The new YouTube we have been expecting for the past few weeks has now rolled out. And damn good it is too, at least on first sighting and after a very brief test. Not everyone is so pleased with the redesign though. In fact, some are spitting mad.
New YouTube Design
The new YouTube design has now rolled out. And there are no surprises or last-minute adjustments from the redesign we looked at in the middle of November.
This is a redesign intended to do a number of things. Firstly, to get us watching more videos. Secondly, to get us sharing more videos, particularly via Google+. Thirdly, to give the website a visual overhaul to keep it in line with the rest of the Web.
It looks like YouTube has ticked all these boxes, and yet people still aren’t happy.
Complaints, Complaints, Complaints
At the time of writing the YouTube Blog post detailing the redesign has got (all of) six comments. Not many, granted. But what’s amazing is that they are all complaints of some description.

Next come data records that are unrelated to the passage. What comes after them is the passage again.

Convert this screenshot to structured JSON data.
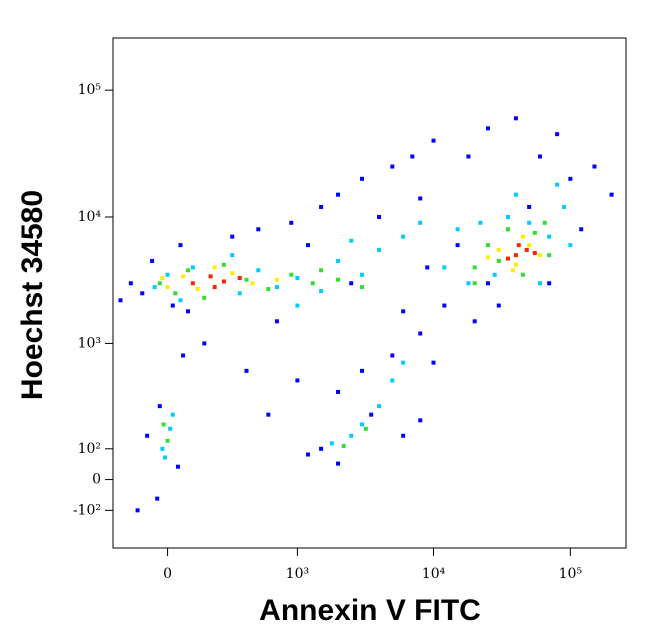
{
  "chart_data": {
    "type": "scatter",
    "x_label": "Annexin V FITC",
    "y_label": "Hoechst 34580",
    "xscale": "biexponential",
    "yscale": "biexponential",
    "grid": false,
    "xlim": [
      -240,
      255000
    ],
    "ylim": [
      -270,
      258000
    ],
    "xticks": [
      0,
      {
        "value": 1000,
        "label": "10³"
      },
      {
        "value": 10000,
        "label": "10⁴"
      },
      {
        "value": 100000,
        "label": "10⁵"
      }
    ],
    "yticks": [
      {
        "value": -100,
        "label": "-10²"
      },
      0,
      {
        "value": 100,
        "label": "10²"
      },
      {
        "value": 1000,
        "label": "10³"
      },
      {
        "value": 10000,
        "label": "10⁴"
      },
      {
        "value": 100000,
        "label": "10⁵"
      }
    ],
    "series": [
      {
        "color": "#0000ff",
        "x": [
          -150,
          -100,
          -60,
          20,
          50,
          80,
          300,
          500,
          700,
          900,
          1200,
          1500,
          2000,
          2500,
          3000,
          4000,
          5000,
          6000,
          7000,
          8000,
          10000,
          12000,
          15000,
          18000,
          25000,
          30000,
          40000,
          60000,
          80000,
          100000,
          120000,
          150000,
          70000,
          5000,
          8000,
          3000,
          2000,
          10000,
          20000,
          1000,
          400,
          -30,
          60,
          -80,
          40,
          -40,
          -120,
          1500,
          2000,
          6000,
          8000,
          3500,
          1200,
          150,
          -200,
          200000,
          25000,
          50000,
          9000,
          600
        ],
        "y": [
          3000,
          2500,
          4500,
          2000,
          6000,
          1800,
          7000,
          8000,
          1500,
          9000,
          6000,
          12000,
          15000,
          3000,
          20000,
          10000,
          25000,
          1800,
          30000,
          14000,
          40000,
          2000,
          6000,
          30000,
          50000,
          2000,
          60000,
          30000,
          45000,
          20000,
          8000,
          25000,
          3000,
          800,
          1200,
          600,
          400,
          700,
          1500,
          500,
          600,
          300,
          800,
          150,
          40,
          -60,
          -100,
          100,
          50,
          150,
          220,
          250,
          80,
          1000,
          2200,
          15000,
          3000,
          12000,
          4000,
          250
        ]
      },
      {
        "color": "#00ccff",
        "x": [
          -50,
          0,
          50,
          100,
          350,
          500,
          700,
          1000,
          1500,
          2000,
          3000,
          4000,
          6000,
          8000,
          12000,
          15000,
          18000,
          22000,
          28000,
          35000,
          50000,
          70000,
          90000,
          60000,
          2500,
          3000,
          4000,
          1800,
          -20,
          10,
          -10,
          20,
          5000,
          6000,
          1000,
          300,
          2500,
          40000,
          80000,
          100000
        ],
        "y": [
          2800,
          3500,
          2200,
          4000,
          2500,
          3800,
          2800,
          3300,
          2600,
          4500,
          3500,
          5500,
          7000,
          9000,
          4000,
          8000,
          3000,
          9000,
          3500,
          10000,
          9000,
          7000,
          12000,
          3000,
          150,
          200,
          300,
          120,
          100,
          180,
          70,
          250,
          500,
          700,
          2000,
          5000,
          6500,
          15000,
          18000,
          6000
        ]
      },
      {
        "color": "#33dd33",
        "x": [
          -30,
          30,
          80,
          150,
          400,
          600,
          900,
          1300,
          2000,
          3000,
          20000,
          25000,
          30000,
          45000,
          55000,
          70000,
          35000,
          3200,
          2200,
          0,
          -15,
          20000,
          65000,
          250,
          1500
        ],
        "y": [
          3000,
          2500,
          3800,
          2300,
          3200,
          2700,
          3500,
          3000,
          3200,
          2800,
          4000,
          6000,
          4500,
          3500,
          7500,
          5000,
          8000,
          180,
          110,
          130,
          200,
          3000,
          9000,
          4200,
          3800
        ]
      },
      {
        "color": "#ffee00",
        "x": [
          0,
          60,
          120,
          300,
          450,
          30000,
          40000,
          50000,
          38000,
          60000,
          25000,
          200,
          -20,
          45000,
          700
        ],
        "y": [
          2800,
          3400,
          2700,
          3600,
          3000,
          5500,
          4200,
          6000,
          3800,
          5000,
          4800,
          4000,
          3300,
          7000,
          3200
        ]
      },
      {
        "color": "#ff2200",
        "x": [
          100,
          180,
          250,
          350,
          200,
          40000,
          48000,
          35000,
          55000,
          42000
        ],
        "y": [
          3000,
          3400,
          3100,
          3300,
          2800,
          5000,
          5500,
          4700,
          5200,
          6000
        ]
      }
    ]
  }
}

One is complaining that the redesign hasn’t reached his locale yet. Even though everyone knows these things take time. Another that the video (embedded above) is misleading as the backgrounds in the video don’t match the real backgrounds. Surely this is because the video is stylized to make the changes more obvious? As any fool would surely know.
The remaining four comments actually complain about the redesign itself. One moans about the way subscriptions are now organized, while another suggests the “most recent video in the playlist is featured.” A third notices the way user-generated content is being swept aside to give more space to premium content. Which is actually an interesting debate to be had at some vague point in the future.
The last word, however, has to go to ‘xstrawberry’, who asks:
how do i CHANGE the layout back to the OLD one. i can’t stand this. it’s ugly and disorganized and everything’s all over the place. this is just going downhill.
This sounds like the reaction every single Facebook overhaul receives. People get very used to the way something looks and feels, and really don’t take kindly to any changes being made. But YouTube, like Facebook, will have to stay focused and resolute in the face of these complaints.
Conclusions
I plan on giving the new-look YouTube a thorough review in a few days. But for now I can say it looks to me, as a viewer and casual user rather than creator and channel editor, as being an improvement. Let’s see how many more complaints will roll in before people start changing their minds.